Keine Erbtante konnte mehr gehütet und gehätschelt werden, als der Oberboxer Mühüller während der Zeit, die er bei Gamlingens verbrachte.

Zuerst kam sich der „Hechtspringer“ und „Kraftbeißer“, wie er sich selber nannte, komisch in seiner Rolle als Nesthäkchen vor. Wenn er des Morgens aus dem verlängerten Schlaf erwachte und er den feinen singenden Ton vernahm, den eine zufällige Bewegung seiner Hand über die seidene Steppdecke verursachte, und seine schlaftrunkenen Augen in dem grünlichen Dämmerlicht umherspürten, das als Wiederschein der hohen Bäume vor dem Fenster den Raum erfüllte, so mußte er im Stillen lächeln.
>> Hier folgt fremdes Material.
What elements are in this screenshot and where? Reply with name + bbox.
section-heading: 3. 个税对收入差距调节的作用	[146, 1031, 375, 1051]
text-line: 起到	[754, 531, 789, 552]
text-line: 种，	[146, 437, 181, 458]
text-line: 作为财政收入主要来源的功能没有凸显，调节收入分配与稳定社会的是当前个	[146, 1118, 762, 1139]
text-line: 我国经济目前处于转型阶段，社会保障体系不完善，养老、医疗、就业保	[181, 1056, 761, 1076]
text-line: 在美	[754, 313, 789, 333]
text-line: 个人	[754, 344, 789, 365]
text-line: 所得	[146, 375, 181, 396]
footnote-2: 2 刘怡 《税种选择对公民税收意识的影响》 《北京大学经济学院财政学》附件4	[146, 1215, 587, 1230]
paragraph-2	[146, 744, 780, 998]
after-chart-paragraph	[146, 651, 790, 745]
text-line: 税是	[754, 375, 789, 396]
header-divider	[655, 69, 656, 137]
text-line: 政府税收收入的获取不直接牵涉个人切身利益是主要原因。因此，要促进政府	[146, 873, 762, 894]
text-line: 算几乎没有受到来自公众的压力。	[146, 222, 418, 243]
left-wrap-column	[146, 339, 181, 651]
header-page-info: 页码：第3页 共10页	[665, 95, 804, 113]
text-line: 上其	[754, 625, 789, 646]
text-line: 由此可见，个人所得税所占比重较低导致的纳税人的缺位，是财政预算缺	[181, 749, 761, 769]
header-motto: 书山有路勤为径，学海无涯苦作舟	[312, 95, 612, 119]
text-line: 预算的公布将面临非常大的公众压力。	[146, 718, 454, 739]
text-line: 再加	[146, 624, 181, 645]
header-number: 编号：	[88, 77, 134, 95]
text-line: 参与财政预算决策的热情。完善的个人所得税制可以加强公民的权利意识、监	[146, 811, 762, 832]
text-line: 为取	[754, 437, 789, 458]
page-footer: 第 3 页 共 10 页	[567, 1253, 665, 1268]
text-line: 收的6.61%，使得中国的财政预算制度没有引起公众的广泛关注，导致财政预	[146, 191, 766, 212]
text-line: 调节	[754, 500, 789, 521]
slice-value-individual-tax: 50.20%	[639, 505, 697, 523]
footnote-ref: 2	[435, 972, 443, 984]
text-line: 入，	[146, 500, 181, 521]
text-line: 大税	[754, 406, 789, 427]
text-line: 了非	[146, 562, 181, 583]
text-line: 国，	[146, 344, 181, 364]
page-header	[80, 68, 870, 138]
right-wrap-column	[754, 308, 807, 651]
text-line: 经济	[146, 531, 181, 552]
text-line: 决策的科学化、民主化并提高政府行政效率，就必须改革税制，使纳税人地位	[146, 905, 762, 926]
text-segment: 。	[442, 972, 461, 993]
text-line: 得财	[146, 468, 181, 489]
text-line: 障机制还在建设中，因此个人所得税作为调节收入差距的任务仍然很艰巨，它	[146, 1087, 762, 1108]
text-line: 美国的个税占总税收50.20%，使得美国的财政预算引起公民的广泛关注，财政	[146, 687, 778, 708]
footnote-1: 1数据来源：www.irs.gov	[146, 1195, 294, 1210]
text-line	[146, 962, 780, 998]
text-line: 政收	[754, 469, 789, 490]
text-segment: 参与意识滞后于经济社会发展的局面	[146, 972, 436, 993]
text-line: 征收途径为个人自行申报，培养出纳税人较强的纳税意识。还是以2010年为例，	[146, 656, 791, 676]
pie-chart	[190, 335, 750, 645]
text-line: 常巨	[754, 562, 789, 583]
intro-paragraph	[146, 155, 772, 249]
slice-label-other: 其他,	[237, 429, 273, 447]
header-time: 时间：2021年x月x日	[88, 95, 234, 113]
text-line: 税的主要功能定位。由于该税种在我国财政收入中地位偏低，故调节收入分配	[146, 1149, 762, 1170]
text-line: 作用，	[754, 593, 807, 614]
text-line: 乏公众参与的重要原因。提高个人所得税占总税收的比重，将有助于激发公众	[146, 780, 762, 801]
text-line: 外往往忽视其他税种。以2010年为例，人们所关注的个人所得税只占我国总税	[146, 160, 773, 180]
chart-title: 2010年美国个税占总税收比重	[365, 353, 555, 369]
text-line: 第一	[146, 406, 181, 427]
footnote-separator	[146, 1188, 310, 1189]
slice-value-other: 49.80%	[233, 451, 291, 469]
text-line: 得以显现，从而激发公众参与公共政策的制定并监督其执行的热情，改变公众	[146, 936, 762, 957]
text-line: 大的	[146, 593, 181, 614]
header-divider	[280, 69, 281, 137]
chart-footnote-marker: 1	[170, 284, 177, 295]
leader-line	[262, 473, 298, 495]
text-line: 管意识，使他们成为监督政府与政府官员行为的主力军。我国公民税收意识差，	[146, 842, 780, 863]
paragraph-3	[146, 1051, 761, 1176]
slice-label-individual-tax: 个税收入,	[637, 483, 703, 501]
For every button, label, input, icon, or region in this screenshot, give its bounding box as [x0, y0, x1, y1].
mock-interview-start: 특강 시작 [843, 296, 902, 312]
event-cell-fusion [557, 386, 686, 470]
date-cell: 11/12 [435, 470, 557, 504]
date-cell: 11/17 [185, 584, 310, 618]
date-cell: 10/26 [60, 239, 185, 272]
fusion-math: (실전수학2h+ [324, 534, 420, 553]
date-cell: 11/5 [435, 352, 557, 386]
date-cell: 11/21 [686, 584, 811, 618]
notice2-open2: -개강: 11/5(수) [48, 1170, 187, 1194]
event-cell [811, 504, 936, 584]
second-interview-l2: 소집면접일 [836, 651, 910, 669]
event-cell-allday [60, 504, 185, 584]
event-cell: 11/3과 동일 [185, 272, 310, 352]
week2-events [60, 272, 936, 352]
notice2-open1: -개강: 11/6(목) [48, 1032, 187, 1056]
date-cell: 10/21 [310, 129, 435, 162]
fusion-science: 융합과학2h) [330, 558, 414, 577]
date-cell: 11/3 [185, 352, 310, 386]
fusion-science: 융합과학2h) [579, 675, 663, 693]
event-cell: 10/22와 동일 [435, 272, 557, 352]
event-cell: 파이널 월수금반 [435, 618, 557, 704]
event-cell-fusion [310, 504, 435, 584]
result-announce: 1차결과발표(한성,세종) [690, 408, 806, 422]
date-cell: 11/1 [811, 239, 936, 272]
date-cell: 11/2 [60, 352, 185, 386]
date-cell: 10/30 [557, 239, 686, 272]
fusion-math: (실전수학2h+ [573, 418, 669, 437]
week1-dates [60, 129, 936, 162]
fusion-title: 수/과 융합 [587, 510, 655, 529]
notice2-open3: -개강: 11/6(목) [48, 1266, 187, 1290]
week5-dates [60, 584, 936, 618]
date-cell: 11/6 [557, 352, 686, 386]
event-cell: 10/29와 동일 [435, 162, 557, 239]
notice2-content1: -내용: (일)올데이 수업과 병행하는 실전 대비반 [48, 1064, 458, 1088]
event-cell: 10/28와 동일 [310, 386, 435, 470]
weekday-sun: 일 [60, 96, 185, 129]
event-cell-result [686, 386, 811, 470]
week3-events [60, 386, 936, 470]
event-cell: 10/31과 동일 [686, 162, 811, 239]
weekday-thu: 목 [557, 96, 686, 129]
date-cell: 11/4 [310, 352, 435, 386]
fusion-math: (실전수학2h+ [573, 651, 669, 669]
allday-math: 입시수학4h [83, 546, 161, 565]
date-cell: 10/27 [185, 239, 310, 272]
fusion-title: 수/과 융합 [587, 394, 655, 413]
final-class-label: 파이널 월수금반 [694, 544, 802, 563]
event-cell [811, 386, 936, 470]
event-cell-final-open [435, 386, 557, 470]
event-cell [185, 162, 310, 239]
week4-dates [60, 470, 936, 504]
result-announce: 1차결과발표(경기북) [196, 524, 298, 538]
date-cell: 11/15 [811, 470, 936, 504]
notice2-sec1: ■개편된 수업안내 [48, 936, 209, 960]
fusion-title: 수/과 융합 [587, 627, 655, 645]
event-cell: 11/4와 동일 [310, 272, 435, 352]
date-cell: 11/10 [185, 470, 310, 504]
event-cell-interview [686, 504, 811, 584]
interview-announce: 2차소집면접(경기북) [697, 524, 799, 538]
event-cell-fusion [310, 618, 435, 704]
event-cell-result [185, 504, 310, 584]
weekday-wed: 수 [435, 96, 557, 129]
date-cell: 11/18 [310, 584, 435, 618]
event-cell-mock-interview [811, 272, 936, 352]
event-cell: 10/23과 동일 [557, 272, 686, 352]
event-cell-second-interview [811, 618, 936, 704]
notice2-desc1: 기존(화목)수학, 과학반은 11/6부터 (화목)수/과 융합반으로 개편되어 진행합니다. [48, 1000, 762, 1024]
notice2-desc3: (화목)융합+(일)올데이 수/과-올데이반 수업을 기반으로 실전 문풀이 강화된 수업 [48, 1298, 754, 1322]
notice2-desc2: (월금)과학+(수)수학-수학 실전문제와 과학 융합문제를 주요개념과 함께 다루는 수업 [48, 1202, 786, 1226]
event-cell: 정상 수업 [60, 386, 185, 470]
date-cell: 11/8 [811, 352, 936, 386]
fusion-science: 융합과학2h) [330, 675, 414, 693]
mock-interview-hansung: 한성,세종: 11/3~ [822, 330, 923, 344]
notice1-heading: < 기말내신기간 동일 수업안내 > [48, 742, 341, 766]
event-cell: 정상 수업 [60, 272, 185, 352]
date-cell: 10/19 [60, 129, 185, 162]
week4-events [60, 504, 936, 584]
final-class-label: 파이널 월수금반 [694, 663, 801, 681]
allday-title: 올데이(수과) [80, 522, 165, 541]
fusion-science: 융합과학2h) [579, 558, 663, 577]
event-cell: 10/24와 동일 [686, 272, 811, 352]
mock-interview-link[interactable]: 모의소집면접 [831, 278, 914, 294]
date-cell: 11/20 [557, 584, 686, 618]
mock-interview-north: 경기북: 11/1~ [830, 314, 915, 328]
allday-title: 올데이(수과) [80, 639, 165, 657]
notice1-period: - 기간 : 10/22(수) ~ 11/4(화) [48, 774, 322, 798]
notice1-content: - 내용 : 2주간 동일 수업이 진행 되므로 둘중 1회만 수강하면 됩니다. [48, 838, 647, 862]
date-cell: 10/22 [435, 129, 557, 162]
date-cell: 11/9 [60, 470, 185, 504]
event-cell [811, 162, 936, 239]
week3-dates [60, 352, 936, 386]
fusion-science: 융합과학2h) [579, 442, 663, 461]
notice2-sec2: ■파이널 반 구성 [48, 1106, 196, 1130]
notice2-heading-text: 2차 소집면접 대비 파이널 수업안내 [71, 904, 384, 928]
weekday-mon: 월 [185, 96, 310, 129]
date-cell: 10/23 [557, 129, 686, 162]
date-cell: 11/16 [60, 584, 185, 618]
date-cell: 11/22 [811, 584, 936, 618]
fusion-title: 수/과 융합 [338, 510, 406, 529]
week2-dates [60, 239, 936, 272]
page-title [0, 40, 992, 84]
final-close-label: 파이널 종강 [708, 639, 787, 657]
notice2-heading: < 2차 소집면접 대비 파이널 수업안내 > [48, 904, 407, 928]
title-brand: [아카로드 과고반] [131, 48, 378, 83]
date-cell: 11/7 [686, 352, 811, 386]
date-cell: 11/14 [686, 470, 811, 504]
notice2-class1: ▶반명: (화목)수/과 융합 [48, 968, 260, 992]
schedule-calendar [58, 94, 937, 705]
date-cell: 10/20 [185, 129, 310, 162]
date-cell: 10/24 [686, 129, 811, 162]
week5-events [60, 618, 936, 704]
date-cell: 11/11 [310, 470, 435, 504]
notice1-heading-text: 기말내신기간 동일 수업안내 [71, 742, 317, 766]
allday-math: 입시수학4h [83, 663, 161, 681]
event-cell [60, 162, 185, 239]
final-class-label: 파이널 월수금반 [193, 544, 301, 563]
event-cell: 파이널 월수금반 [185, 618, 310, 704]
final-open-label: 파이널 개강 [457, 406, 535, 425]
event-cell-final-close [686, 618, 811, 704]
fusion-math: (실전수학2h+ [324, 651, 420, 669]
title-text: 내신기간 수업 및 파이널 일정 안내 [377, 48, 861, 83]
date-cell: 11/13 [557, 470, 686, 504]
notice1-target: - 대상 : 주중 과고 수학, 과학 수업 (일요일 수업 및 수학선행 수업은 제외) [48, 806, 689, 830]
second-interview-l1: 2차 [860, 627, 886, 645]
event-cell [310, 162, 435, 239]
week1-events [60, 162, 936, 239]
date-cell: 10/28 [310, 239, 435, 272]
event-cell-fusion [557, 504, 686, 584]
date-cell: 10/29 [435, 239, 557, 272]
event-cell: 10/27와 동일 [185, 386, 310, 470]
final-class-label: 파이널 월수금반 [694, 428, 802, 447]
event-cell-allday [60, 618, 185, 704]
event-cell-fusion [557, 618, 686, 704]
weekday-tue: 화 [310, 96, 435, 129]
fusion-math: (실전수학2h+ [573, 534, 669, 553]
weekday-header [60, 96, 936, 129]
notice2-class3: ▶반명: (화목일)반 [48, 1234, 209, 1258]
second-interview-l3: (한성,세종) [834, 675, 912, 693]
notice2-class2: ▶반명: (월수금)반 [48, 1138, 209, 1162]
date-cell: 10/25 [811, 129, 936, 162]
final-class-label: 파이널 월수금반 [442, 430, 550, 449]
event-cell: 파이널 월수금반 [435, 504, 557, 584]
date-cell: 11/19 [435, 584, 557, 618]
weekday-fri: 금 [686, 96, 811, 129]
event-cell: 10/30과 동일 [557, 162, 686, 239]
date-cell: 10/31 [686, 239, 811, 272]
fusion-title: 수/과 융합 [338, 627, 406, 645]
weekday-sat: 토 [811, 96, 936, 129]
Dann pflegte sich Trutz einzustellen und, bevor er in den Dienst ging, sich nach seinem Befinden zu erkundigen. Mühüller nannte ihn nur Trutz, und Jenem war der kurze Name, der sich in der Einsilbigkeit nicht von seinem bürgerlichen Originalnamen unterschied, ganz willkommen. Darauf erschien Baptist mit einem Gruß von der gnädigen Frau – und wieder die Frage nach seinem kostbaren Befinden. Und die kleinen ausgesuchten Diners, mit denen die junge Wirthschaft so glänzend kokettirte, die Ausfahrten auf rollendem Gummi in den Thiergarten und Grunewald, die Theaterlogen, die hübschen Privatkoncerte, die ihm die junge Freiin mit seinen Lieblingspotpourris aus „Fatinitza“ und „Fledermaus“ zum Besten gab, die Plauderstündchen im Garten, wo er unter den Damen saß und seine lustigsten Launen schillern und glitzern lassen durfte, ja selbst die „Bildung“, in die er sich kopfüber hineinstürzte – wahrhaftig, er las sogar Verse und staunte selbst darüber. Freilich, Wolff’sche Verse, in denen herzhaft der Humpen geschwungen wurde und schallende Küsse ertönten.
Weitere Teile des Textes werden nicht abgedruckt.